Wolfgang Kraushaar, geb. 1948, promovierter Politikwissenschaftler, arbeitete von 1987 bis 2014 am Hamburger Institut für Sozialforschung und von 2014 bis 2023 an der Hamburger Stiftung zur Förderung von Wissenschaft und Kultur. Seine Forschungsschwerpunkte sind Protestbewegungen und der linke Terrorismus. Zu seinen Standardwerken zählen 'Die Bombe im Jüdischen Gemeindehaus' (2005), 'Die RAF und der linke Terrorismus' (2006) sowie 'Die 68er-Bewegung International' (2018).
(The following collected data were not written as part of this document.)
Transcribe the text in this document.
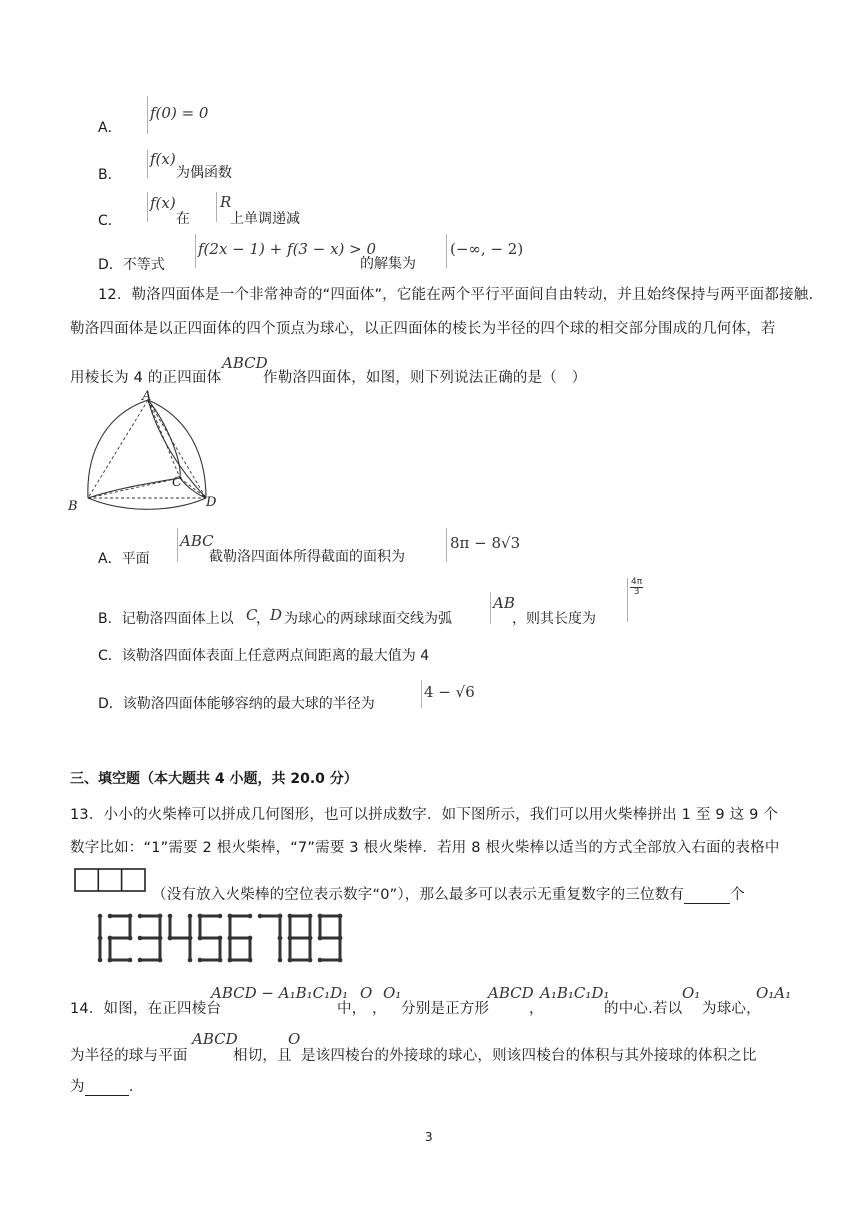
A．
f(0) = 0
B．
f(x)
为偶函数
C．
f(x)
在
R
上单调递减
D．不等式
f(2x − 1) + f(3 − x) > 0
的解集为
(−∞, − 2)
12．勒洛四面体是一个非常神奇的“四面体”，它能在两个平行平面间自由转动，并且始终保持与两平面都接触.
勒洛四面体是以正四面体的四个顶点为球心，以正四面体的棱长为半径的四个球的相交部分围成的几何体，若
用棱长为 4 的正四面体
ABCD
作勒洛四面体，如图，则下列说法正确的是（　）
A
B
C
D
A．平面
ABC
截勒洛四面体所得截面的面积为
8π − 8√3
B．记勒洛四面体上以 C
， D 为球心的两球球面交线为弧
AB
，则其长度为
$\frac{4\pi}{3}$
C．该勒洛四面体表面上任意两点间距离的最大值为 4
D．该勒洛四面体能够容纳的最大球的半径为
4 − √6
三、填空题（本大题共 4 小题，共 20.0 分）
13．小小的火柴棒可以拼成几何图形，也可以拼成数字．如下图所示，我们可以用火柴棒拼出 1 至 9 这 9 个
数字比如：“1”需要 2 根火柴棒，“7”需要 3 根火柴棒．若用 8 根火柴棒以适当的方式全部放入右面的表格中
（没有放入火柴棒的空位表示数字“0”），那么最多可以表示无重复数字的三位数有	个
14．如图，在正四棱台
ABCD − A₁B₁C₁D₁
中，
O
，
O₁
分别是正方形
ABCD
，
A₁B₁C₁D₁
的中心.若以
O₁
为球心，
O₁A₁
为半径的球与平面
ABCD
相切，且
O
是该四棱台的外接球的球心，则该四棱台的体积与其外接球的体积之比
为	.
3
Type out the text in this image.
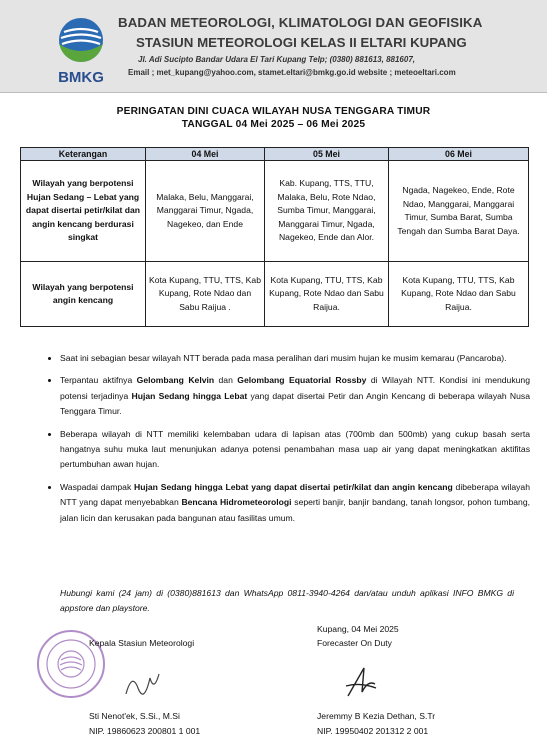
BMKG
BADAN METEOROLOGI, KLIMATOLOGI DAN GEOFISIKA
STASIUN METEOROLOGI KELAS II ELTARI KUPANG
Jl. Adi Sucipto Bandar Udara El Tari Kupang Telp; (0380) 881613, 881607,
Email ; met_kupang@yahoo.com, stamet.eltari@bmkg.go.id website ; meteoeltari.com
PERINGATAN DINI CUACA WILAYAH NUSA TENGGARA TIMUR
TANGGAL 04 Mei 2025 – 06 Mei 2025
Keterangan	04 Mei	05 Mei	06 Mei
Wilayah yang berpotensi Hujan Sedang – Lebat yang dapat disertai petir/kilat dan angin kencang berdurasi singkat	Malaka, Belu, Manggarai, Manggarai Timur, Ngada, Nagekeo, dan Ende	Kab. Kupang, TTS, TTU, Malaka, Belu, Rote Ndao, Sumba Timur, Manggarai, Manggarai Timur, Ngada, Nagekeo, Ende dan Alor.	Ngada, Nagekeo, Ende, Rote Ndao, Manggarai, Manggarai Timur, Sumba Barat, Sumba Tengah dan Sumba Barat Daya.
Wilayah yang berpotensi angin kencang	Kota Kupang, TTU, TTS, Kab Kupang, Rote Ndao dan Sabu Raijua .	Kota Kupang, TTU, TTS, Kab Kupang, Rote Ndao dan Sabu Raijua.	Kota Kupang, TTU, TTS, Kab Kupang, Rote Ndao dan Sabu Raijua.
• Saat ini sebagian besar wilayah NTT berada pada masa peralihan dari musim hujan ke musim kemarau (Pancaroba).
• Terpantau aktifnya Gelombang Kelvin dan Gelombang Equatorial Rossby di Wilayah NTT. Kondisi ini mendukung potensi terjadinya Hujan Sedang hingga Lebat yang dapat disertai Petir dan Angin Kencang di beberapa wilayah Nusa Tenggara Timur.
• Beberapa wilayah di NTT memiliki kelembaban udara di lapisan atas (700mb dan 500mb) yang cukup basah serta hangatnya suhu muka laut menunjukan adanya potensi penambahan masa uap air yang dapat meningkatkan aktifitas pertumbuhan awan hujan.
• Waspadai dampak Hujan Sedang hingga Lebat yang dapat disertai petir/kilat dan angin kencang dibeberapa wilayah NTT yang dapat menyebabkan Bencana Hidrometeorologi seperti banjir, banjir bandang, tanah longsor, pohon tumbang, jalan licin dan kerusakan pada bangunan atau fasilitas umum.
Hubungi kami (24 jam) di (0380)881613 dan WhatsApp 0811-3940-4264 dan/atau unduh aplikasi INFO BMKG di appstore dan playstore.
Kepala Stasiun Meteorologi
Sti Nenot'ek, S.Si., M.Si
NIP. 19860623 200801 1 001
Kupang, 04 Mei 2025
Forecaster On Duty
Jeremmy B Kezia Dethan, S.Tr
NIP. 19950402 201312 2 001
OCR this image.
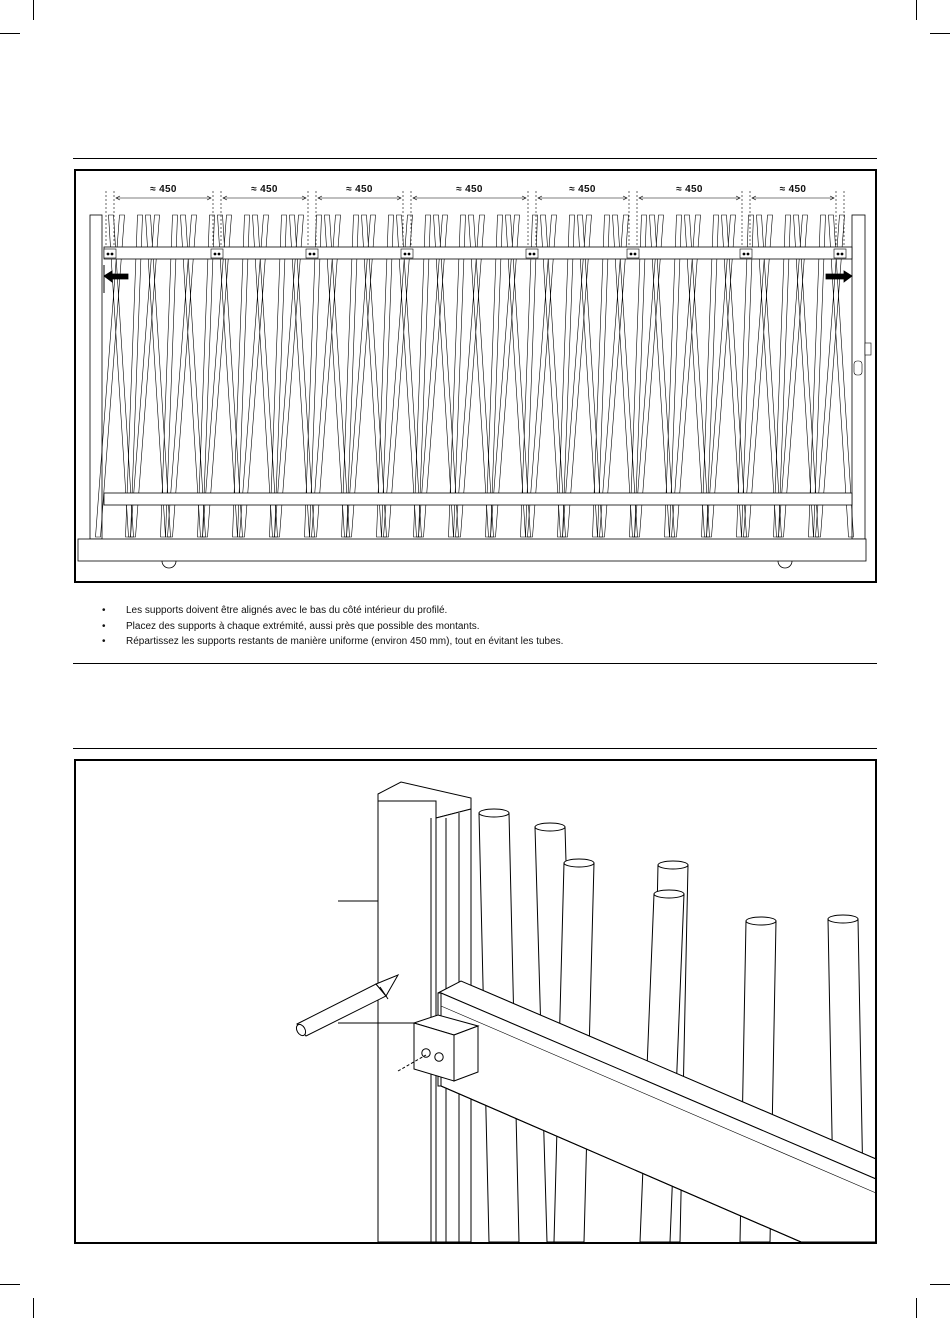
≈ 450	≈ 450	≈ 450	≈ 450	≈ 450	≈ 450	≈ 450
• Les supports doivent être alignés avec le bas du côté intérieur du profilé.
• Placez des supports à chaque extrémité, aussi près que possible des montants.
• Répartissez les supports restants de manière uniforme (environ 450 mm), tout en évitant les tubes.
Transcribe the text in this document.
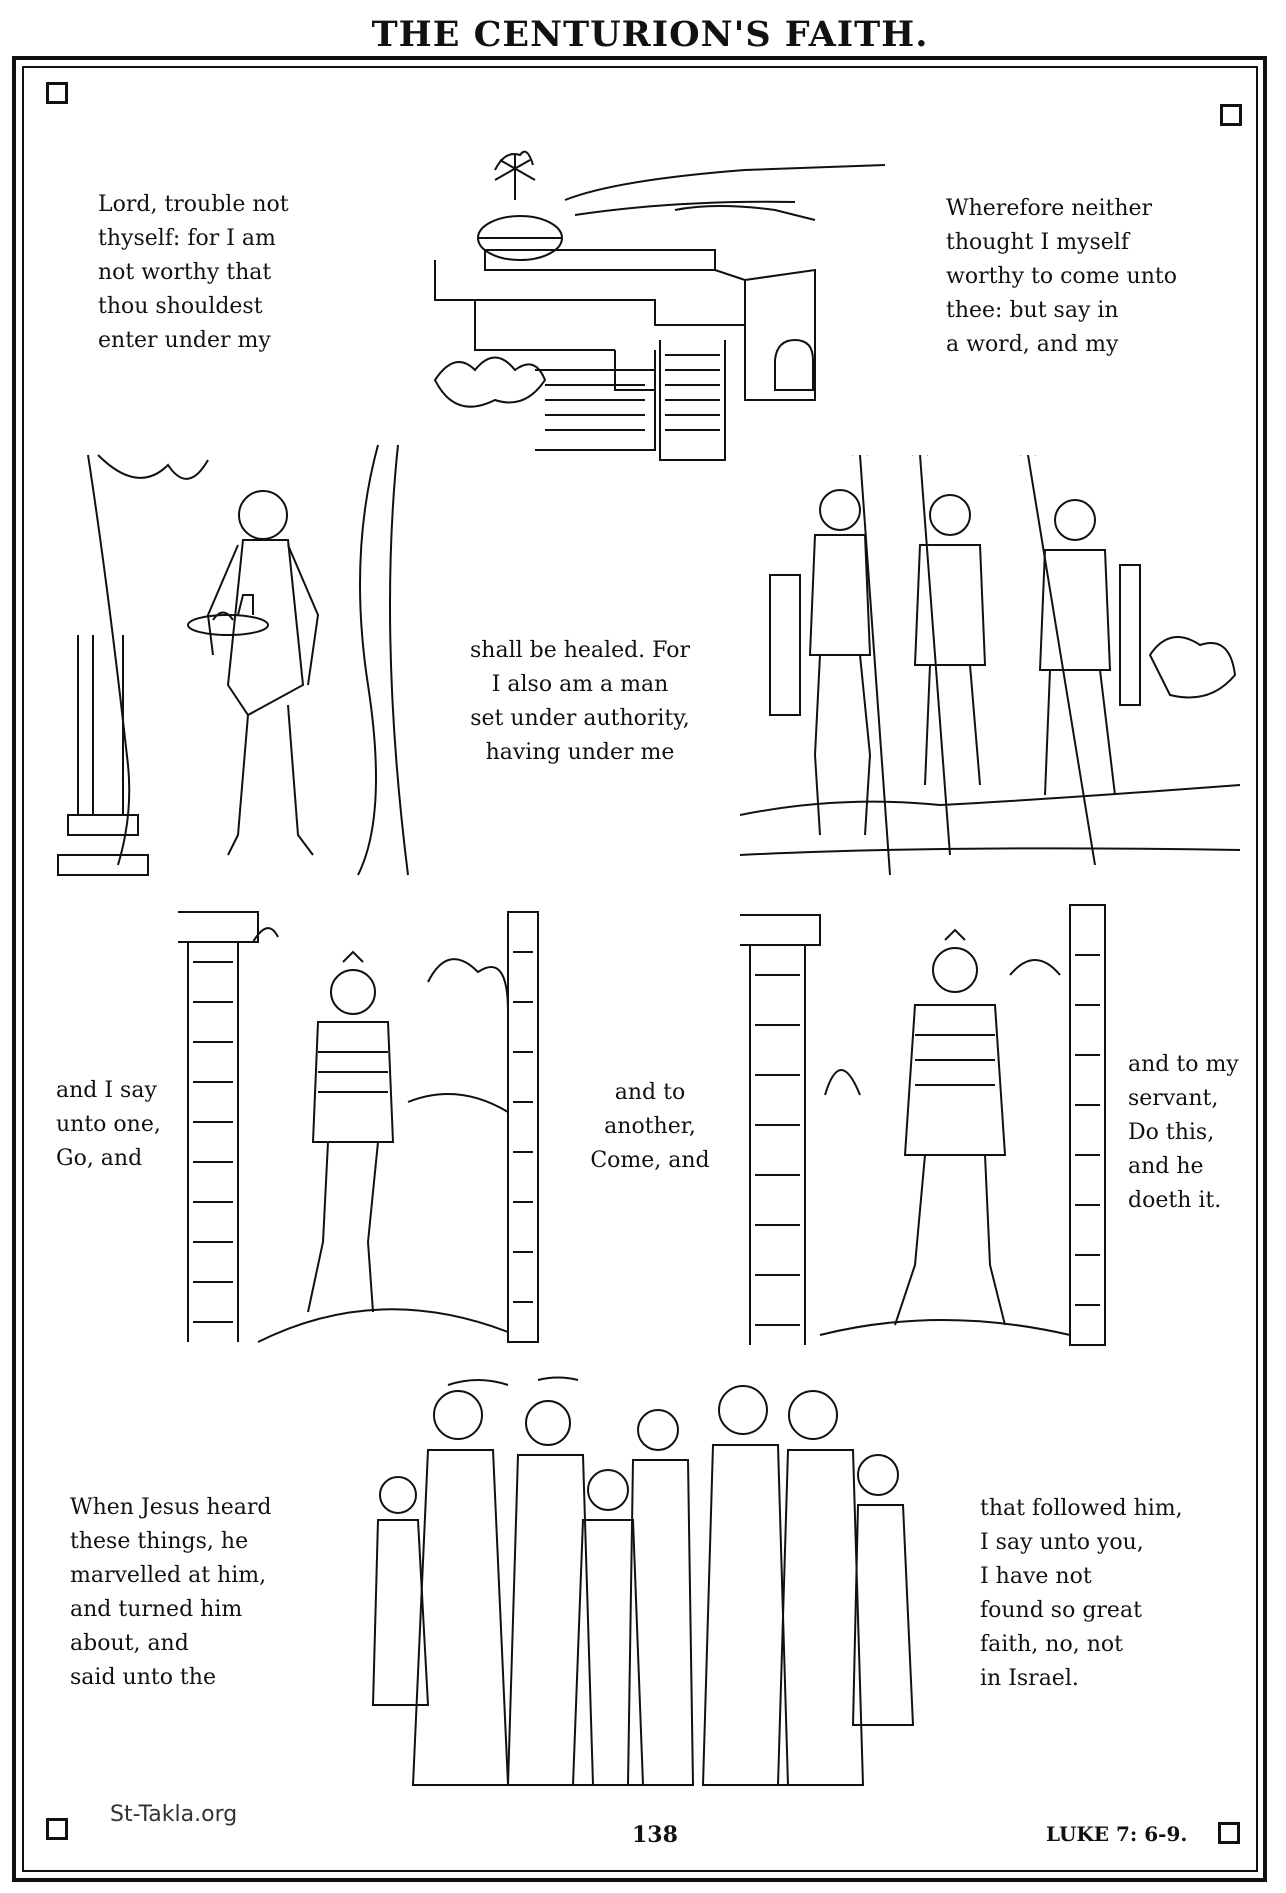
THE CENTURION'S FAITH.
Lord, trouble not
thyself: for I am
not worthy that
thou shouldest
enter under my
Wherefore neither
thought I myself
worthy to come unto
thee: but say in
a word, and my
shall be healed. For
I also am a man
set under authority,
having under me
and I say
unto one,
Go, and
and to
another,
Come, and
and to my
servant,
Do this,
and he
doeth it.
When Jesus heard
these things, he
marvelled at him,
and turned him
about, and
said unto the
that followed him,
I say unto you,
I have not
found so great
faith, no, not
in Israel.
St-Takla.org
138	LUKE 7: 6-9.
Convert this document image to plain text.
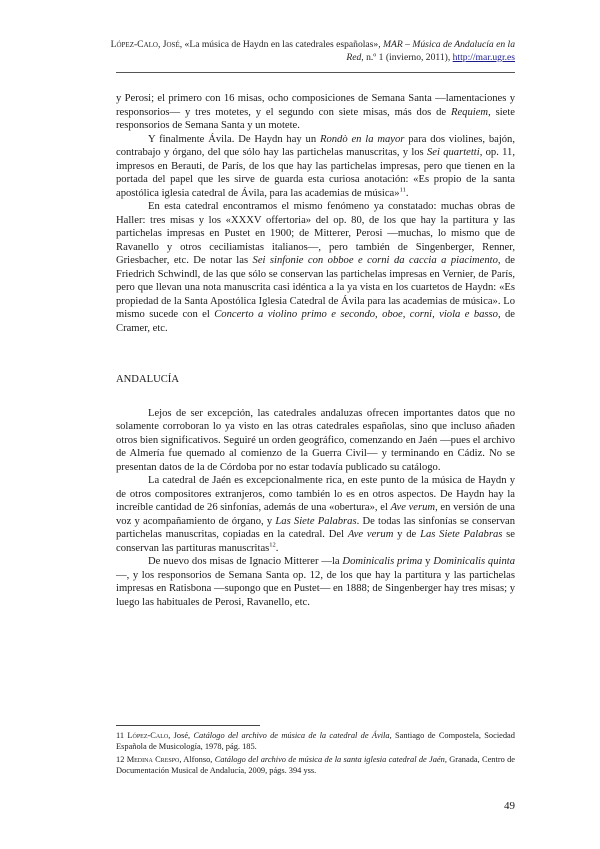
López-Calo, José, «La música de Haydn en las catedrales españolas», MAR – Música de Andalucía en la Red, n.º 1 (invierno, 2011), http://mar.ugr.es

y Perosi; el primero con 16 misas, ocho composiciones de Semana Santa —lamentaciones y responsorios— y tres motetes, y el segundo con siete misas, más dos de Requiem, siete responsorios de Semana Santa y un motete.

Y finalmente Ávila. De Haydn hay un Rondò en la mayor para dos violines, bajón, contrabajo y órgano, del que sólo hay las partichelas manuscritas, y los Sei quartetti, op. 11, impresos en Berauti, de París, de los que hay las partichelas impresas, pero que tienen en la portada del papel que les sirve de guarda esta curiosa anotación: «Es propio de la santa apostólica iglesia catedral de Ávila, para las academias de música»$^{11}$.

En esta catedral encontramos el mismo fenómeno ya constatado: muchas obras de Haller: tres misas y los «XXXV offertoria» del op. 80, de los que hay la partitura y las partichelas impresas en Pustet en 1900; de Mitterer, Perosi —muchas, lo mismo que de Ravanello y otros ceciliamistas italianos—, pero también de Singenberger, Renner, Griesbacher, etc. De notar las Sei sinfonie con obboe e corni da caccia a piacimento, de Friedrich Schwindl, de las que sólo se conservan las partichelas impresas en Vernier, de París, pero que llevan una nota manuscrita casi idéntica a la ya vista en los cuartetos de Haydn: «Es propiedad de la Santa Apostólica Iglesia Catedral de Ávila para las academias de música». Lo mismo sucede con el Concerto a violino primo e secondo, oboe, corni, viola e basso, de Cramer, etc.

ANDALUCÍA

Lejos de ser excepción, las catedrales andaluzas ofrecen importantes datos que no solamente corroboran lo ya visto en las otras catedrales españolas, sino que incluso añaden otros bien significativos. Seguiré un orden geográfico, comenzando en Jaén —pues el archivo de Almería fue quemado al comienzo de la Guerra Civil— y terminando en Cádiz. No se presentan datos de la de Córdoba por no estar todavía publicado su catálogo.

La catedral de Jaén es excepcionalmente rica, en este punto de la música de Haydn y de otros compositores extranjeros, como también lo es en otros aspectos. De Haydn hay la increíble cantidad de 26 sinfonías, además de una «obertura», el Ave verum, en versión de una voz y acompañamiento de órgano, y Las Siete Palabras. De todas las sinfonías se conservan partichelas manuscritas, copiadas en la catedral. Del Ave verum y de Las Siete Palabras se conservan las partituras manuscritas$^{12}$.

De nuevo dos misas de Ignacio Mitterer —la Dominicalis prima y Dominicalis quinta—, y los responsorios de Semana Santa op. 12, de los que hay la partitura y las partichelas impresas en Ratisbona —supongo que en Pustet— en 1888; de Singenberger hay tres misas; y luego las habituales de Perosi, Ravanello, etc.

11 López-Calo, José, Catálogo del archivo de música de la catedral de Ávila, Santiago de Compostela, Sociedad Española de Musicología, 1978, pág. 185.

12 Medina Crespo, Alfonso, Catálogo del archivo de música de la santa iglesia catedral de Jaén, Granada, Centro de Documentación Musical de Andalucía, 2009, págs. 394 yss.

49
Zuletzt erschien: 'Keine falsche Toleranz!' (2022) in der Europäischen Verlagsanstalt.

3.Wie wurde darauf reagiert?


Am Tag darauf, am Sonntag, wurde in Israel zum ersten Mal nach einem halben Jahrhundert erneut der Kriegszustand ausgerufen. Einen weiteren Tag später ordnete Verteidigungsminister Yoav Gallant die komplette Belagerung des Gaza-Streifens an. Zugleich gab er bekannt: „Kein Strom, kein Essen, kein Sprit, alles ist abgeriegelt.“ Das klang ganz so, als sollten die dort lebenden Menschen unterschiedslos von allem abgeschnitten werden, was sie zum Leben benötigten. Und dann spitzte er seine Aussage noch einmal weiter zu, indem er voller Verachtung ausrief: „Wir kämpfen gegen menschliche Tiere und wir handeln entsprechend.“1 Und das alles pauschal gegenüber den palästinensischen Bewohnern insgesamt, ohne irgendeine Begrenzung auf die Hamas. Das war ein Akt der rhetorischen Dehumanisierung.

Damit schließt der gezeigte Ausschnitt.